Here is an old thread:
cooling fans

And another:
cooling fans 2

I went htroguh the same search as you. Bascially, buy some "ultra-quiet" computer fans an an x-former for them.

If you are interested in some of the 80mm silencers, I have a bunch of extras at home. Just PM me. I never even notice that they are on and they get the job done.

------------------------------
Karl's Parts And Construction Journal 
Karl's 125 aquascape


----------



## ZeroChalk (Nov 25, 2003)

> quote:
> 
> Originally posted by Markstr:
> I am just curious as to how these stack up to
> ...


Icecap fan = waste of money.

There are plenty of fans that you can get on the market that have built in thermo sensors.

Plus, if you acidentally drop that sensor thingy in to the water - your fan is stuck on high mode forever. I have one, it sucks.

Nice hood setup, btw.


----------



## OutKast (Apr 21, 2004)

I actually can't wait to get back from my study abroad in Barcelona so I can build a DIY canopy. Your is sweet...flush at the top where it closes.

I was wondering if you could post a picture from the top so I can see how the canopy rests on the tank.


----------



## Troy McClure (Aug 3, 2005)

just to let you all know, vantec makes a 92mm case fan that runs at a higher RPM, same airflow, but 3dB quieter. i'm an audio engineer that uses computers in the studio, and i can say that if you're going to be using multiple fans in your hood, 3db per fan can make a difference.

Vantec "Stealth"
http://www.newegg.com/app/viewProductDesc.asp?description=11-999-603&depa=1


----------



## Jason Hight (Oct 15, 2003)

just curious, when you open the top, does it just rest against the wall behind it or did you make something to keep it from opening all the way (as in 180 degrees)? painting my DIY hood right now, but realized I need something like that (one of those small details you always forget) and can only think of one way - trying to find a better way.


----------



## Mike K (Mar 27, 2003)

I used a piano hinge and the top of the hood rests on the back wall when it is opened.


----------



## docjosh (May 12, 2004)

Another idea to use for holding the hood...i used the spring loaded hinges they sell for uses like toyboxes so the lid does not slam down on your fingers. I picked it up at Lowes for about $4. If your hood is heavy you might get two or more. What is nice is it holds the hood at any angle you like, although it does prevent the hood from going more than 90 deg open.


----------



## kherman (Apr 7, 2003)

For people wondering about the hinge docjosh just described, think of the hinges that some car hoods use that stay open on there own. Same concept. Spring loaded









Just wanted to mention it because Ididn't see the link with toy boxes


----------



## Jason Hight (Oct 15, 2003)

Well what I basically ended up doing was just attaching wire to the lid and the base of the hood on each side and that keeps it open at a little more than 90 degrees. normal electrical wire wouldn't work...kept breaking with the lights on there, so I used an old D string from a bass guitar for the wire - its nice and thick and super strong (after all, strings are made to hold tension for a long time)

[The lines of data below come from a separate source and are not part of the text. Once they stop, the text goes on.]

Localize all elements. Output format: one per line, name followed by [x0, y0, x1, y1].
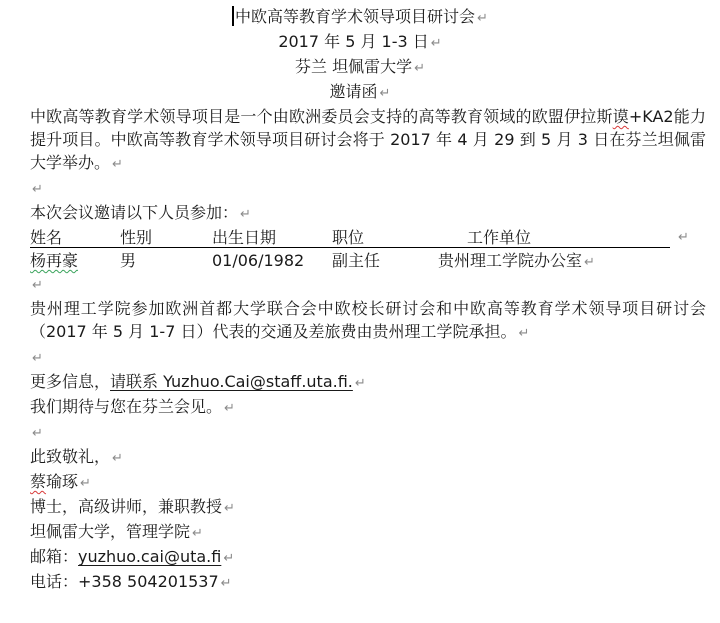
doc-date: 2017 年 5 月 1-3 日 [278, 32, 428, 51]
roster-data-row: 杨再豪 男 01/06/1982 副主任 贵州理工学院办公室↵ [30, 249, 706, 272]
paragraph-mark: ↵ [477, 11, 488, 26]
roster-gender: 男 [120, 249, 136, 272]
doc-date-line: 2017 年 5 月 1-3 日↵ [30, 30, 690, 55]
paragraph-mark: ↵ [223, 551, 234, 566]
doc-subtitle: 邀请函 [330, 82, 378, 101]
doc-location-line: 芬兰 坦佩雷大学↵ [30, 55, 690, 80]
email-link[interactable]: yuzhuo.cai@uta.fi [78, 547, 221, 566]
intro-paragraph: 中欧高等教育学术领导项目是一个由欧洲委员会支持的高等教育领域的欧盟伊拉斯谟+KA… [30, 105, 706, 176]
roster-workunit-cell: 贵州理工学院办公室↵ [438, 249, 595, 274]
paragraph-mark: ↵ [355, 376, 366, 391]
empty-line: ↵ [30, 420, 706, 445]
expenses-text: 贵州理工学院参加欧洲首都大学联合会中欧校长研讨会和中欧高等教育学术领导项目研讨会… [30, 299, 706, 341]
signer-name-rest: 瑜琢 [46, 472, 78, 491]
doc-title-line: 中欧高等教育学术领导项目研讨会↵ [30, 5, 690, 30]
closing-text: 我们期待与您在芬兰会见。 [30, 397, 222, 416]
closing-line: 我们期待与您在芬兰会见。↵ [30, 395, 706, 420]
more-info-prefix: 更多信息， [30, 372, 110, 391]
roster-birthdate: 01/06/1982 [212, 249, 304, 272]
paragraph-mark: ↵ [240, 207, 251, 222]
doc-subtitle-line: 邀请函↵ [30, 80, 690, 105]
signer-titles: 博士，高级讲师，兼职教授 [30, 497, 222, 516]
paragraph-mark: ↵ [112, 451, 123, 466]
signer-affiliation-line: 坦佩雷大学，管理学院↵ [30, 520, 706, 545]
phone-line: 电话：+358 504201537↵ [30, 570, 706, 595]
paragraph-mark: ↵ [431, 36, 442, 51]
signer-name-line: 蔡瑜琢↵ [30, 470, 706, 495]
paragraph-mark: ↵ [518, 326, 529, 341]
paragraph-mark: ↵ [192, 526, 203, 541]
signer-name-flagged: 蔡 [30, 472, 46, 491]
letterhead: 中欧高等教育学术领导项目研讨会↵ 2017 年 5 月 1-3 日↵ 芬兰 坦佩… [30, 5, 690, 105]
expenses-paragraph: 贵州理工学院参加欧洲首都大学联合会中欧校长研讨会和中欧高等教育学术领导项目研讨会… [30, 297, 706, 345]
phone-label: 电话： [30, 572, 78, 591]
empty-line: ↵ [30, 345, 706, 370]
paragraph-mark: ↵ [584, 255, 595, 270]
roster-header-name: 姓名 [30, 226, 62, 249]
doc-location: 芬兰 坦佩雷大学 [295, 57, 412, 76]
invite-lead-line: 本次会议邀请以下人员参加：↵ [30, 201, 706, 226]
salutation-line: 此致敬礼，↵ [30, 445, 706, 470]
empty-line: ↵ [30, 176, 706, 201]
roster-header-birthdate: 出生日期 [212, 226, 276, 249]
roster-name: 杨再豪 [30, 249, 78, 272]
more-info-line: 更多信息，请联系 Yuzhuo.Cai@staff.uta.fi.↵ [30, 370, 706, 395]
paragraph-mark: ↵ [32, 351, 43, 366]
paragraph-mark: ↵ [32, 278, 43, 293]
empty-line: ↵ [30, 272, 706, 297]
text-cursor [232, 6, 234, 26]
roster-position: 副主任 [332, 249, 380, 272]
roster-header-position: 职位 [332, 226, 364, 249]
intro-text: 中欧高等教育学术领导项目是一个由欧洲委员会支持的高等教育领域的欧盟伊拉斯 [30, 107, 613, 126]
roster-header-gender: 性别 [120, 226, 152, 249]
paragraph-mark: ↵ [32, 182, 43, 197]
paragraph-mark: ↵ [80, 476, 91, 491]
signer-affiliation: 坦佩雷大学，管理学院 [30, 522, 190, 541]
document-page[interactable]: 中欧高等教育学术领导项目研讨会↵ 2017 年 5 月 1-3 日↵ 芬兰 坦佩… [0, 0, 720, 623]
phone-number: +358 504201537 [78, 572, 219, 591]
paragraph-mark: ↵ [224, 401, 235, 416]
invite-lead: 本次会议邀请以下人员参加： [30, 203, 238, 222]
paragraph-mark: ↵ [380, 86, 391, 101]
email-line: 邮箱：yuzhuo.cai@uta.fi↵ [30, 545, 706, 570]
email-label: 邮箱： [30, 547, 78, 566]
roster-workunit: 贵州理工学院办公室 [438, 251, 582, 270]
paragraph-mark: ↵ [678, 226, 689, 249]
roster-header-workunit: 工作单位 [467, 226, 531, 249]
paragraph-mark: ↵ [224, 501, 235, 516]
roster-header-row: 姓名 性别 出生日期 职位 工作单位 ↵ [30, 226, 706, 249]
doc-title: 中欧高等教育学术领导项目研讨会 [235, 7, 475, 26]
paragraph-mark: ↵ [221, 576, 232, 591]
spellcheck-flagged-text: 谟 [613, 107, 629, 126]
signer-titles-line: 博士，高级讲师，兼职教授↵ [30, 495, 706, 520]
salutation: 此致敬礼， [30, 447, 110, 466]
paragraph-mark: ↵ [414, 61, 425, 76]
paragraph-mark: ↵ [112, 157, 123, 172]
contact-email-link[interactable]: 请联系 Yuzhuo.Cai@staff.uta.fi. [110, 372, 353, 391]
paragraph-mark: ↵ [32, 426, 43, 441]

thanks for the hinge idea though, I like that. might have to try something like that on the next hood I make (might get a 55 long at the end of summer)


----------



## docjosh (May 12, 2004)

My goof (i am new if i can blame that!







)
The device i am thinking is less of a hinge as a slow closing device. for example See: Lid Support

You still need a hinge..i used a piano hinge.
Hope this is more clear.


----------



## Alex (Mar 31, 2004)

You can also use tension holders like these, one on each side (they make a right and left). http://adkins.dynip.com/32g/32g-15-canopy-friction-1.jpg

Alex


----------



## jart (Mar 13, 2005)

i looked ad infinitum for hinges that have been posted in this thread (before settling on a different design). thanks (might be an idea for a future hood design).

i would like to suggest some of you purchase some of those adhesive things (small round discs) that are used in kitchen cabinets to keep the doors from closing loudly. these, attached to the top of your hood, might keep you out of trouble with the lady of the house (or at least, keep you from painting the marks on the wall that you could make when you open your hood if your tank is situated close to the wall). you can buy the clear ones so they would not look conspicuous.


----------